At this point in time, many medium to large organizations have a history of developing systems for reporting and analysis. Simultaneously, these organizations have evolved a set of basic processes that “pump out” a series of data marts used by specific business functions for generating reports. But in places with a proliferation of data warehouses and data marts used for reporting and analysis – with disparate systems into which the same data sources are copied – some typical issues seem to always crop up, such as:
- Seemingly identical data with latent, subtle differences
- Replicated data sets leading to increased demands for storage
- Synchronization issues that are the root cause of data inconsistency
- Variant sets of rules applied at different times in different places for validation, standardization, and correction
This profusion of replicated data sets leads to increased complexity for the users who want to use these data marts, especially if they need to know what data marts hold which data sets – and particularly if there is a need to have the downstream applications be aware of the multiple data silos from which to select their data.

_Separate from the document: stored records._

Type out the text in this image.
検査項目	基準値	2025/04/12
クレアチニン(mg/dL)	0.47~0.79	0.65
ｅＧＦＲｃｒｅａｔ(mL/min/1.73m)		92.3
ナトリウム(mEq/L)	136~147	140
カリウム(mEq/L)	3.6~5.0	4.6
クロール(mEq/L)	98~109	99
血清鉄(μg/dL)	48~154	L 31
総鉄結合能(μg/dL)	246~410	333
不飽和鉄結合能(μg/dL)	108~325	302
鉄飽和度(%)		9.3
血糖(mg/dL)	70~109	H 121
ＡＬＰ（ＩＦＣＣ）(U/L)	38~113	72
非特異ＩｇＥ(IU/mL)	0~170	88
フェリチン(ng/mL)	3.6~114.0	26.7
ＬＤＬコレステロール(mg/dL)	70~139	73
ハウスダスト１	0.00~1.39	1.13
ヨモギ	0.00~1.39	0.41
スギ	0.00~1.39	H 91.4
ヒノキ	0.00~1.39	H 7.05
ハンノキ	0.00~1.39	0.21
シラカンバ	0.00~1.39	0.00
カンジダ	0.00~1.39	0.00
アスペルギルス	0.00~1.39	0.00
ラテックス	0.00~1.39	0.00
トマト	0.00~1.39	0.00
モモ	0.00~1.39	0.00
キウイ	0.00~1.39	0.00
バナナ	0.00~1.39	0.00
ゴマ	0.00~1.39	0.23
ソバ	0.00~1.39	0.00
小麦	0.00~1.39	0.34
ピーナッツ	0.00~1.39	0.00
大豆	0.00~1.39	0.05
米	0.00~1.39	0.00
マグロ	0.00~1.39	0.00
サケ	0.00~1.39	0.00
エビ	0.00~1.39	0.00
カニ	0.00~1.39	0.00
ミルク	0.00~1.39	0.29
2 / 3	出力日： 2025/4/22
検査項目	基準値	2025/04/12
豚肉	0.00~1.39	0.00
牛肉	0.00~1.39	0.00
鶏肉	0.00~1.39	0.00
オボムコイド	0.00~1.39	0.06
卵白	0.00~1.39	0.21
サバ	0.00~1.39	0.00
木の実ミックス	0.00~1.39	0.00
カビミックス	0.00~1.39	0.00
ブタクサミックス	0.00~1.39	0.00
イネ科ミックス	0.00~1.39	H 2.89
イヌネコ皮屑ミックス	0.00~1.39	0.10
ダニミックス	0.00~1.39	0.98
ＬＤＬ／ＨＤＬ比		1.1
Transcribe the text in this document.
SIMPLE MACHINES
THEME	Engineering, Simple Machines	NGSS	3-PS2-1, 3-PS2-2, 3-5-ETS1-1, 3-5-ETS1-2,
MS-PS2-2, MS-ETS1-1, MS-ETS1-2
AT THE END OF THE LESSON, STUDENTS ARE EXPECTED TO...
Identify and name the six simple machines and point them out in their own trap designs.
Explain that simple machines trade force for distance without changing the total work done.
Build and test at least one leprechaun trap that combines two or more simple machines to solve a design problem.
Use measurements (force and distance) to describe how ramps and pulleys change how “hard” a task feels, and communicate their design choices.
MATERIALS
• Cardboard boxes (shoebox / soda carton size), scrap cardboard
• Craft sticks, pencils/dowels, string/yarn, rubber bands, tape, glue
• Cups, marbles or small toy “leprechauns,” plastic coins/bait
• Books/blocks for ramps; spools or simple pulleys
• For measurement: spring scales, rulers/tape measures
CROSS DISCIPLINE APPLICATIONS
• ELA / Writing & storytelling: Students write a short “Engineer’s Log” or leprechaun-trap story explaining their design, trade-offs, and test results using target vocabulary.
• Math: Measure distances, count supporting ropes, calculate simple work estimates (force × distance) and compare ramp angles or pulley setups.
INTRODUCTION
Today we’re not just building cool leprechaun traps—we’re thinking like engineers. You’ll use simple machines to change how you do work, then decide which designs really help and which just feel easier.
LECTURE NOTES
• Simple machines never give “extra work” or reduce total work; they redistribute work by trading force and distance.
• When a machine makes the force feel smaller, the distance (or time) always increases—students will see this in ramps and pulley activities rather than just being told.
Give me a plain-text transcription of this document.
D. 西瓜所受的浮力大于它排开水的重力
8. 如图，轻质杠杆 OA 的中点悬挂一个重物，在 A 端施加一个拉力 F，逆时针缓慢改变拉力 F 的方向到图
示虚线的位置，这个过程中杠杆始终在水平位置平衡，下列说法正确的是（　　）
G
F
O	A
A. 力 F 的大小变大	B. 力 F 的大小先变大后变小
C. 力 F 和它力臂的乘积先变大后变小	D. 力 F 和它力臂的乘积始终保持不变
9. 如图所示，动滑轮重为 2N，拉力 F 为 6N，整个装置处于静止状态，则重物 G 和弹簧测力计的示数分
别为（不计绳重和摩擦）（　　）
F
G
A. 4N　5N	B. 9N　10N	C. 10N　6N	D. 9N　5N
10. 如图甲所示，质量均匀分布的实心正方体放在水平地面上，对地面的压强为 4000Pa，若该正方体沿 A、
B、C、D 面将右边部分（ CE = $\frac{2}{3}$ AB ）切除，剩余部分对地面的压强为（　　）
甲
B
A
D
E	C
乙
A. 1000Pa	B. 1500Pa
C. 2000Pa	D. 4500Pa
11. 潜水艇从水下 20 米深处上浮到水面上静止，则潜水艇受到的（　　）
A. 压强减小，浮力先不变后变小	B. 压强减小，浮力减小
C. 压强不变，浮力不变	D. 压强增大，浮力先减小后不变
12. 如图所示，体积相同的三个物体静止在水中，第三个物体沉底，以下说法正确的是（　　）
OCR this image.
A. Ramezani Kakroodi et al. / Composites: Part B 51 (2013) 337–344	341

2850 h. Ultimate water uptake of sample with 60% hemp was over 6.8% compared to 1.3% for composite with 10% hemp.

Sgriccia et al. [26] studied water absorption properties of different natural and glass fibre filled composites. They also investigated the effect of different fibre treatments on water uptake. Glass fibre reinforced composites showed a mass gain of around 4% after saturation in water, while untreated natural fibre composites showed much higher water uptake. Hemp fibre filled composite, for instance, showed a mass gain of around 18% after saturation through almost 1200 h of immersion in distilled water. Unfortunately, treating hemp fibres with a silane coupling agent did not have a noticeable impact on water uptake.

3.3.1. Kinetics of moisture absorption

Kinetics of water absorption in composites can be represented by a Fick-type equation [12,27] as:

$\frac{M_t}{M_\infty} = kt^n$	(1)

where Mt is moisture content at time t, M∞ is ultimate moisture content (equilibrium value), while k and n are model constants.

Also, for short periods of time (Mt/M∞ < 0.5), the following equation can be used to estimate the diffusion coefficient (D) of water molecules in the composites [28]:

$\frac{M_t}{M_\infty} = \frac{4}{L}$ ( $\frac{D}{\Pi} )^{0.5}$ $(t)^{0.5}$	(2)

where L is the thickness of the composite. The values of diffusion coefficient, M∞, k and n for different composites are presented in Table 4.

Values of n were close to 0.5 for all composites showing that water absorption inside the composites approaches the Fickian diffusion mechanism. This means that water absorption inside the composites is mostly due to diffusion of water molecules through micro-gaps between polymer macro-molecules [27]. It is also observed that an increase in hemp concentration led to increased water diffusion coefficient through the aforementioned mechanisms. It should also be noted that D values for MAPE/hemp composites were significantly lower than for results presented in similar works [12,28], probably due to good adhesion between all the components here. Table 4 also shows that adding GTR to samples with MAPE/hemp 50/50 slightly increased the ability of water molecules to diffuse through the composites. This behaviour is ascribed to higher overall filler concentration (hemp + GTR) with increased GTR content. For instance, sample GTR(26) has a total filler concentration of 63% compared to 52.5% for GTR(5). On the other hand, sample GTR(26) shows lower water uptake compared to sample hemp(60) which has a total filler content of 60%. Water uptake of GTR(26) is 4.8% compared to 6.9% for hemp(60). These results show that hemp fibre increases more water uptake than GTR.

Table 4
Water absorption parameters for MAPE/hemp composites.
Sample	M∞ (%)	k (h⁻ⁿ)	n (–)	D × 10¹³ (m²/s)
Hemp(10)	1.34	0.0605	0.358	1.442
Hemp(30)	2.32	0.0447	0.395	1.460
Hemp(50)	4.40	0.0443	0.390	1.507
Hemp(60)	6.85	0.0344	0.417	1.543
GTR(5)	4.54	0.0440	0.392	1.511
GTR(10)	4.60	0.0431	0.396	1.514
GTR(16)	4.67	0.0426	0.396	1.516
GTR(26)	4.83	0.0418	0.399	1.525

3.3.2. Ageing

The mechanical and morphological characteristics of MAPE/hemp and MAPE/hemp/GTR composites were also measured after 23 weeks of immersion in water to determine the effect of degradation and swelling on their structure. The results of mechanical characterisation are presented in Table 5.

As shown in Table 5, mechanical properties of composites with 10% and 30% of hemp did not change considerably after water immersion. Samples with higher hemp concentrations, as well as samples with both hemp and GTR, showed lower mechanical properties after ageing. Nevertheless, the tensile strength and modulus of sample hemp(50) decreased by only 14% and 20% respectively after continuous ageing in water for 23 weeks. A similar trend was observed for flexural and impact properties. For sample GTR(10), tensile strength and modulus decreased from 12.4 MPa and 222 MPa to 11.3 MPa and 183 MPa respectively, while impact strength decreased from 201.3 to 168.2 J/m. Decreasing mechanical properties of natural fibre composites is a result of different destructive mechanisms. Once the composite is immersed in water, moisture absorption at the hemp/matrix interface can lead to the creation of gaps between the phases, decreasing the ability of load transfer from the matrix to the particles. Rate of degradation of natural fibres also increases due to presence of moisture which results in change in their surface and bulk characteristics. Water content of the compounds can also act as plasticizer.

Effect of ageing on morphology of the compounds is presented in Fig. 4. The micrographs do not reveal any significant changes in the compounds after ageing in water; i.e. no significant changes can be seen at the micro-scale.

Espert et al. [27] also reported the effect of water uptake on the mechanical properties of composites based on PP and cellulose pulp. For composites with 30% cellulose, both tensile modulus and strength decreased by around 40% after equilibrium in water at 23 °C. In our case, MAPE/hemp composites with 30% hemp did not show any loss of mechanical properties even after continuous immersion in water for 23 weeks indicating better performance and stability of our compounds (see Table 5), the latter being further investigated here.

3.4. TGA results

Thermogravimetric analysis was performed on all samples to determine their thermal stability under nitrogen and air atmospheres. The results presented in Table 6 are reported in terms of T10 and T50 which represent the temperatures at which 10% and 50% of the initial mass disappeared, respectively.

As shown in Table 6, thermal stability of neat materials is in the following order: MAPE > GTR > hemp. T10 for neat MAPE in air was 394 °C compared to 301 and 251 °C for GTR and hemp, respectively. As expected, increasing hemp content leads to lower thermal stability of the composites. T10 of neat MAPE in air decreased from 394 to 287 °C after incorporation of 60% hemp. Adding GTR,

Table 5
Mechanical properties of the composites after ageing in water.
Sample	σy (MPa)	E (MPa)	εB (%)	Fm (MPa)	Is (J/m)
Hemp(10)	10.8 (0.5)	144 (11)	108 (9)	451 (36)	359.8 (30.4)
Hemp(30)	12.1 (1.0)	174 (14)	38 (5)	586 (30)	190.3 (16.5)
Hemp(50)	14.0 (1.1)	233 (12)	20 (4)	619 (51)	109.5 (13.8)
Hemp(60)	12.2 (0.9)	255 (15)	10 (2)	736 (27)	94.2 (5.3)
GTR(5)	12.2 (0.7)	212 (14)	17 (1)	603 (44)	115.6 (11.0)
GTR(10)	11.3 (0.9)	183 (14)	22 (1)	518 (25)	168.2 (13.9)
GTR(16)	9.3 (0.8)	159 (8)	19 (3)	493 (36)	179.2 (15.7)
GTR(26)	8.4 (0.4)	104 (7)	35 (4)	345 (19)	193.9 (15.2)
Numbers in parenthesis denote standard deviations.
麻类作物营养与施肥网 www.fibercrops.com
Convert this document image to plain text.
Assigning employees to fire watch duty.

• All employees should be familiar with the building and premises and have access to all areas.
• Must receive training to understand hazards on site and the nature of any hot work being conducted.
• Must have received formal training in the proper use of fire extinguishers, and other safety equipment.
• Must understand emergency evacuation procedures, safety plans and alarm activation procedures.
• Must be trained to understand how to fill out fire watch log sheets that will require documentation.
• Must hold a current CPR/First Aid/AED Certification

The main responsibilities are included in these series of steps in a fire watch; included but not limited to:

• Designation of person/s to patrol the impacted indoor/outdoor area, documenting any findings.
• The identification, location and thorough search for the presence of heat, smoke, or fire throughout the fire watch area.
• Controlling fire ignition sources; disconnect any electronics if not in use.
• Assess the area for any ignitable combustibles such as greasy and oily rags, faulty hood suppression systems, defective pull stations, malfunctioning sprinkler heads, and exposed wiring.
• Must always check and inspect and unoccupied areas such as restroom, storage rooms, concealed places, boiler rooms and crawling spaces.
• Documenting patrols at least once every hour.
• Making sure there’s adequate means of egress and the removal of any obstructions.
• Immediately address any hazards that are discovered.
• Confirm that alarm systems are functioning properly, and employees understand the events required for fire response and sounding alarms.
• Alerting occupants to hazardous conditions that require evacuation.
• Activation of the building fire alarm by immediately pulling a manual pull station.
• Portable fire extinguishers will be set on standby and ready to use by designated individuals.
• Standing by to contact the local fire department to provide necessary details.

A separate issue occurs when there are slight differences that are specific to the data models used in different data warehouses and data marts. The absence of a feature or capability in one existing data warehouse may have been the original motivation for creating a separate system in the first place that can support a set of business needs.
The objective of a data warehouse consolidation project is to address the business process gaps and failures that result from these issues. The approach involves examining sets of data warehouses to identify overlaps and differences, design models that can accommodate the union of those data sets, and then ensure that the new consolidated warehouse can be populated in a way that maintains consistency for all the users of the data marts and warehouse that are to be retired.